Comment by teiferer
11 days ago
Can we please stop calling those models "open source"? Yes the weights are open. So, "open weight" maybe. But the source isn't open, the thing that allows to re-create it. That's what "open source" used to mean. (Together with a license that allows you to use that source for various things.)
No major AI lab will admit to training on proprietary or copyrighted data so what you are asking is an impossibility.

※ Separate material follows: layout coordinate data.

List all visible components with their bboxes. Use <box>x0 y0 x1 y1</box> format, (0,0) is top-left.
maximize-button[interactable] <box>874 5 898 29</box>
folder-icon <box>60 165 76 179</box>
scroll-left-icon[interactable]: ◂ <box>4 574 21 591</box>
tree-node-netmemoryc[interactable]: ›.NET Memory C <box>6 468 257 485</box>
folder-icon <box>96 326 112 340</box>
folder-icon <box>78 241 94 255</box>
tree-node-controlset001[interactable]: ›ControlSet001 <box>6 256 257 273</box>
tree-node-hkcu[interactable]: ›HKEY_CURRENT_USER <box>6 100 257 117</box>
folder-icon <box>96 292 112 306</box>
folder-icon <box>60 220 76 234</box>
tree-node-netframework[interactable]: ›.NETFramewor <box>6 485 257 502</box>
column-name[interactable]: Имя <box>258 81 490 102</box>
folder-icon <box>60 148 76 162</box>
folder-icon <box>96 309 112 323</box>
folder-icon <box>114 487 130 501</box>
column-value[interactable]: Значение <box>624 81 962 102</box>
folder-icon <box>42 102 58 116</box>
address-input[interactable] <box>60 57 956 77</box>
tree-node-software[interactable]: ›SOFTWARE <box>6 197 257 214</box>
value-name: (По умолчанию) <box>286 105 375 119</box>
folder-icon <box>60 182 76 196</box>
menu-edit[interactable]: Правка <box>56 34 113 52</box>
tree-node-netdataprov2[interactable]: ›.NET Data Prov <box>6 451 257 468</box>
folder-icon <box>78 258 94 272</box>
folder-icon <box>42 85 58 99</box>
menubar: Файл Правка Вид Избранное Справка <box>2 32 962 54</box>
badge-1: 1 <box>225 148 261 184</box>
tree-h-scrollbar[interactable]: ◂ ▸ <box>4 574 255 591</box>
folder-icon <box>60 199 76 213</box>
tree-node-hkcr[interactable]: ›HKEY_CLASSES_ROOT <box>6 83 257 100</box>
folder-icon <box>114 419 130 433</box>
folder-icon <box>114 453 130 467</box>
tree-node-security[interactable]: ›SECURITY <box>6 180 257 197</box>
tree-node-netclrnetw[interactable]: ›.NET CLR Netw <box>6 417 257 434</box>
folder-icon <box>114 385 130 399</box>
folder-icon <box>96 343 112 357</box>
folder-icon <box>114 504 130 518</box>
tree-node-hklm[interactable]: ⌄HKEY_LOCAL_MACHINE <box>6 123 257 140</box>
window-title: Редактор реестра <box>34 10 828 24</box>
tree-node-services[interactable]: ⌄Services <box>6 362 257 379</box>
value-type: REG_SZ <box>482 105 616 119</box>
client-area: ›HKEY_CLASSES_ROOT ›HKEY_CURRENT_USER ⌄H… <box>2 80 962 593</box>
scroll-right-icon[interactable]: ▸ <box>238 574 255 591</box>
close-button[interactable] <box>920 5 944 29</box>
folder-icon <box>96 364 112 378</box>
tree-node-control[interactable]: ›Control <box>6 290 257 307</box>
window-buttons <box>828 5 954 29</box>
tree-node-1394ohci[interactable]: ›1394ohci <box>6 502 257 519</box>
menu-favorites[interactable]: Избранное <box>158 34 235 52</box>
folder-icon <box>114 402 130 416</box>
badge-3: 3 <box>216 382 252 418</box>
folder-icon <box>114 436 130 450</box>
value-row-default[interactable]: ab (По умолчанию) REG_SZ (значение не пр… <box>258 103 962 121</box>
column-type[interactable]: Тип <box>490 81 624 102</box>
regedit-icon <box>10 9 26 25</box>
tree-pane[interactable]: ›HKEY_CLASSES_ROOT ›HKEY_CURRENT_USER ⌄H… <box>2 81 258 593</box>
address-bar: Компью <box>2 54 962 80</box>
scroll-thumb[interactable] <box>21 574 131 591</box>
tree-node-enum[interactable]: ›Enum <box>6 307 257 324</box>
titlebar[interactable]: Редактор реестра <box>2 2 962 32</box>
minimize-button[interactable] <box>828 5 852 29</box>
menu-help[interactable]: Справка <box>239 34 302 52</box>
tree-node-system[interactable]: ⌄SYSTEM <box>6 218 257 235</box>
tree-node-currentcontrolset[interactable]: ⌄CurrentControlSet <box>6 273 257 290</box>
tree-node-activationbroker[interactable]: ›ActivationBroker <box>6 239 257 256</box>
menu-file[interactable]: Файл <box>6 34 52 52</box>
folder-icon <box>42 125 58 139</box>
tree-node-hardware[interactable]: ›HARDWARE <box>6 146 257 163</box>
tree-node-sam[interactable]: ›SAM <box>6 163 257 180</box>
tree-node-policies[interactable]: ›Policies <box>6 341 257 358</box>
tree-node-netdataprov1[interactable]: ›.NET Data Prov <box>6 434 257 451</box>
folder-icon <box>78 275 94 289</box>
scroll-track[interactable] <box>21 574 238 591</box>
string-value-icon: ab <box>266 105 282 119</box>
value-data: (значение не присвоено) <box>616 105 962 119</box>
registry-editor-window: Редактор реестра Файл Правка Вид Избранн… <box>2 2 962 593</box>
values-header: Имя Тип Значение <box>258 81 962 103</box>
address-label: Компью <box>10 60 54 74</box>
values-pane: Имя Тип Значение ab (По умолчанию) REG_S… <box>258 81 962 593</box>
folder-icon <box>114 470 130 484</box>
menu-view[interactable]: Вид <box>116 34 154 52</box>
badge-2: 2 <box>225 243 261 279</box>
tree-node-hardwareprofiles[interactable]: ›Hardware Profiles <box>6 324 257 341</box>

You can make a pretty good LLM if you train on Anna's Archive but it will either be released anonymously, or with a research only non commercial license.
There aren't enough public domain data to create good LLMs, especially once you get into the newer benchmarks that expect PhD level of domain expertise in various niche verticals.
It's also a logical impossibility to create a zero knowledge proof that will allow you to attribute to specific training data without admitting to usage.
I can think of a few technical options but none would hold water legally.
You can use a Σ-protocol OR-composition to prove that it was trained either on a copyrighted dataset or a non copyrighted dataset without admitting to which one (technically interesting, legally unsound).
You can prove that a model trained on copywrited data is statistically indistinguishable from one trained on non-copywrited data (an information theoretic impossibility unless there exist as much public domain data as copywrited data, in similar distributions).
You can prove a public domain and copywrited dataset are equivalent if the model performance produced is indistinguishable from each other.
All the proofs fail irl, ignoring the legal implications, because there's less public domain information, so given the lemma that more training data == improved model performance, all the above are close to impossible.